Die Kellnerin eilte erneut in die Küche und kam mit dem jungen Tellerwäscher zurück, der artig seine Kopfhörer aus den Ohren zog, was seine Reggae Musik umso lauter werden ließ.

„Hallo, Sir! Gestern am Nachmittag kamen zwei Bäcker durch die Küche und haben zwei Körbe mit Baguettes gebracht. Einer war kräftig und groß, mit dunklen Haaren, der andere war so ein Junge, der Lehrling vielleicht. Die sollen etwas gestohlen haben? Naja, fragen Sie mal an der Rezeption, wer gestern Backwaren bestellt hat.“

Katzorke nickte freundlich, lächelte in die für ihn kaum sichtbare Welt hinaus und bedankte sich bei den beiden für ihre Freundlichkeit. Dann nahm er ganz selbständig und ohne fremde Hilfe seinen Weg durch die Flure des Krankenhauses, um irgendwie zur Lobby zu gelangen, wo sich die Rezeption befand.

Auf dem Weg fiel ihm jedoch ein, dass die beiden Killer ihre Körbe vielleicht achtlos zurückgelassen haben könnten, weshalb er sich neu orientierte und sich einen Weg in die Schwimmhalle suchte.

Ein Fahrstuhl fuhr mit ihm hinunter zur Schwimmhalle. Dort fand er nach einer heillosen Suche zwei Tüten voller Backwaren in einem der Papierkörbe im Vorraum der Schwimmhalle.

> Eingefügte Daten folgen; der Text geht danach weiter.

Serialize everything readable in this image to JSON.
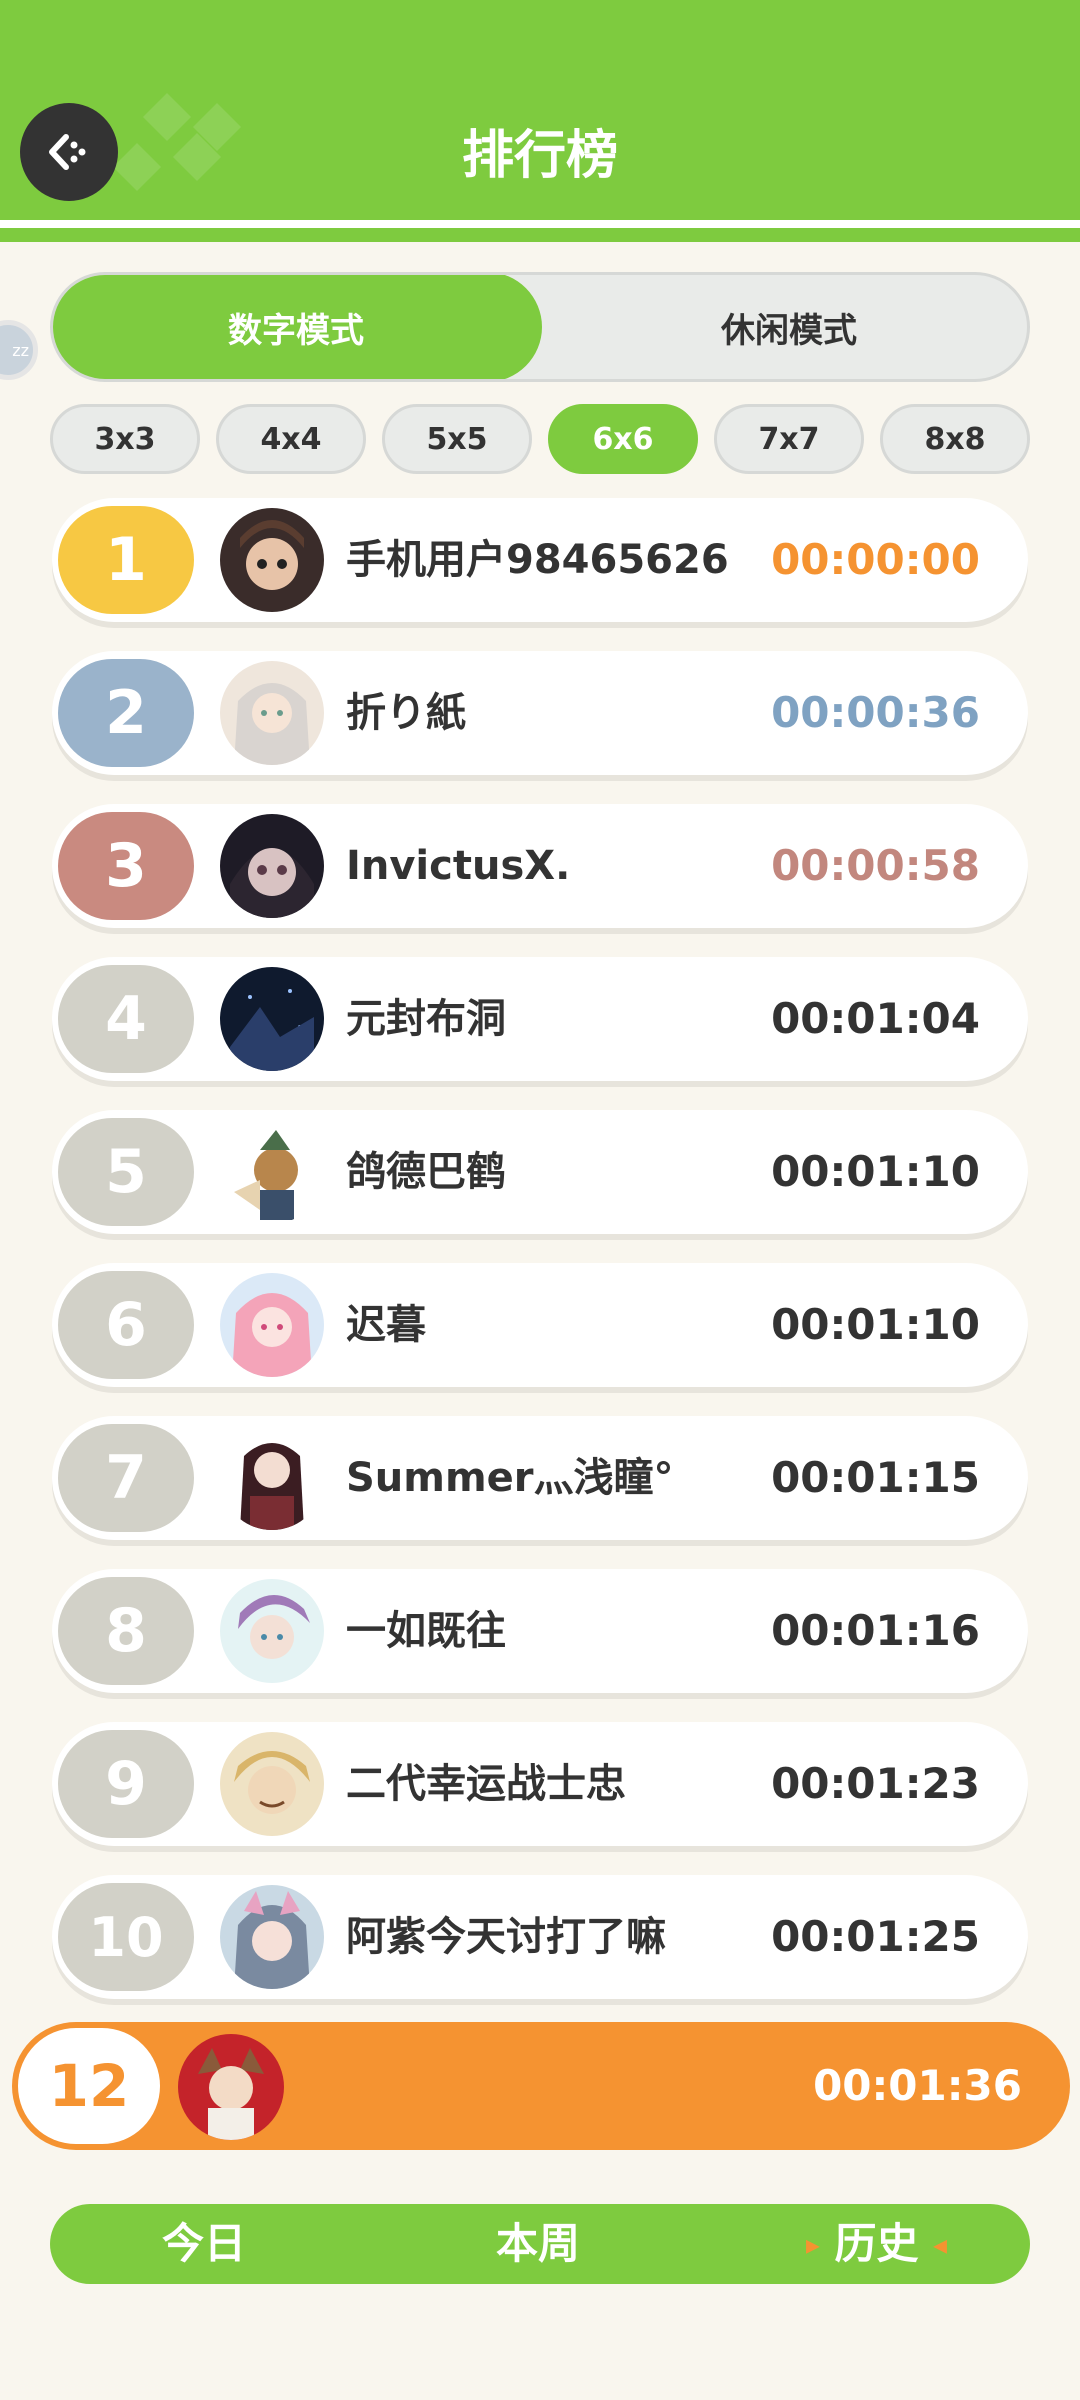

„Diese alten Schrippen werde ich bestimmt nicht an die Enten verfüttern.“

Seine Beziehungen zu seiner alten Dienststelle würden ihm helfen, Fingerabdrücke oder DNA-Spuren an den Funden auszuwerten.

Ein unbeschreibliches Triumphgefühl erfasste den ehemaligen Kommissar bei dem Gedanken, dass er nun Beweismittel in seinen Händen hielt.